"I felt an inner devastation that caused so much emotional distress I could no longer hide it or hide from it through my work. I did not feel like doing anything except cry and share my suffering with anyone willing to listen. After Karla left me for the third time, I went to a meditation retreat in Estes Park, Colorado, led by Thich Nhat Hanh, the Vietnamese Buddhist monk who founded mindfulness and was nominated by Martin Luther King, Jr., for the Nobel Peace Prize."
"During the first few days of the retreat, the severe disappointment I felt with my life permeated every moment of my daily meditations. I had thought that Karla was stable, more so than any woman I'd ever known. Yet she had left me three times-not exactly the dictionary definition of stable. Each time, I judged her as unstable, unworthy of marrying because I couldn't count on her not to leave me after having children."
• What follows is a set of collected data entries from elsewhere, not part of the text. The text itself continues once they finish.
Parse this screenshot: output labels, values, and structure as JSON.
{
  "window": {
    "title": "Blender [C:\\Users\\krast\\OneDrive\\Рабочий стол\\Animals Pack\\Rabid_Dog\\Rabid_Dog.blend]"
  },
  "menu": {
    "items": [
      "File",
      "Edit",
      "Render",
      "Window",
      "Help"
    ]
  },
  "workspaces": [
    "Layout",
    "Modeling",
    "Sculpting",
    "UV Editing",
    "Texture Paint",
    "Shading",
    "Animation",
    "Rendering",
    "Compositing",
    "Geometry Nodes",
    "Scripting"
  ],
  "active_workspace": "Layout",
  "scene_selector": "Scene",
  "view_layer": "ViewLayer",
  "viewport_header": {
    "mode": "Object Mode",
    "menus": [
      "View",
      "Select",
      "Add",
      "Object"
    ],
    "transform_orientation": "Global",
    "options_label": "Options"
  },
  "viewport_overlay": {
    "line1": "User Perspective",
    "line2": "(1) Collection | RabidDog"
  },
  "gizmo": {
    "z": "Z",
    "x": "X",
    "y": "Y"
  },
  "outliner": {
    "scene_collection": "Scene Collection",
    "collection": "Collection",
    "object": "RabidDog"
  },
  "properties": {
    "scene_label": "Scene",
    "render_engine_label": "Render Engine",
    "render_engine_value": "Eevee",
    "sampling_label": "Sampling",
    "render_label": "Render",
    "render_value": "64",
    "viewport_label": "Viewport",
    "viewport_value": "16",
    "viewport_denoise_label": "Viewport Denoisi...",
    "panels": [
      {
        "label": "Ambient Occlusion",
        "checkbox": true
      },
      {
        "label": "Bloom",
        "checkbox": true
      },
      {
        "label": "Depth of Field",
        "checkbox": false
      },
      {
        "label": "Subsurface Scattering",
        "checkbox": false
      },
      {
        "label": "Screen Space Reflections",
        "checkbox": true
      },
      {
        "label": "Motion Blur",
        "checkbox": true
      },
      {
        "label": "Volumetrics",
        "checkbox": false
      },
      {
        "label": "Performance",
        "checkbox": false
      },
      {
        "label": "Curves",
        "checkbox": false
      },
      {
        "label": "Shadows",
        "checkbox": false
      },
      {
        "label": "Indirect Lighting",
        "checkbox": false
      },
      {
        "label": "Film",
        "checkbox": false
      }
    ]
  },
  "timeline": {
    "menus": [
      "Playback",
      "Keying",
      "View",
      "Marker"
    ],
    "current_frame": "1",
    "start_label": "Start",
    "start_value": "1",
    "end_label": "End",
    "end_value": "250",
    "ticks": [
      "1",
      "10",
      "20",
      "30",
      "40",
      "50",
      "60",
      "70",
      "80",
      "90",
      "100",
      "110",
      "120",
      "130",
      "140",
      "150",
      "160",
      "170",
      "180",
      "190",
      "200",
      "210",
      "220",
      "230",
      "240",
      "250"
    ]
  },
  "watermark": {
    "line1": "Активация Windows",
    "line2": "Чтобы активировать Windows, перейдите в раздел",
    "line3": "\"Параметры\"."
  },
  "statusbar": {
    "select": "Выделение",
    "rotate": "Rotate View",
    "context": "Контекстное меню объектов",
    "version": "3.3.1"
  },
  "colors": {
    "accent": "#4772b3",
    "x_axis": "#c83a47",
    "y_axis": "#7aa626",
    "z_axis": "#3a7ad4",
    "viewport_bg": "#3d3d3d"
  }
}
"Eating lunch silently with hundreds of other meditators, I could not stop thinking about the engagement ring I had made for her from a diamond handed down from my grandmother, who passed away when I was a few years old. I could not remove the image of the ring, and the love inside me it represented, from my mind. At that lunch, I broke down into tears."
The narrator experienced inner devastation and overwhelming emotional distress that work could no longer conceal. After Karla left for the third time, the narrator attended a meditation retreat in Estes Park, Colorado, led by Thich Nhat Hanh. Early meditations were dominated by severe disappointment and persistent judgment of Karla as unstable because she had left three times. Fear of repeating childhood abandonment prevented trust in marriage and parenting. While eating lunch in silence, the narrator became consumed by the image of an engagement ring made from a grandmother's diamond and erupted into uncontrollable grief when comforted by fellow meditators.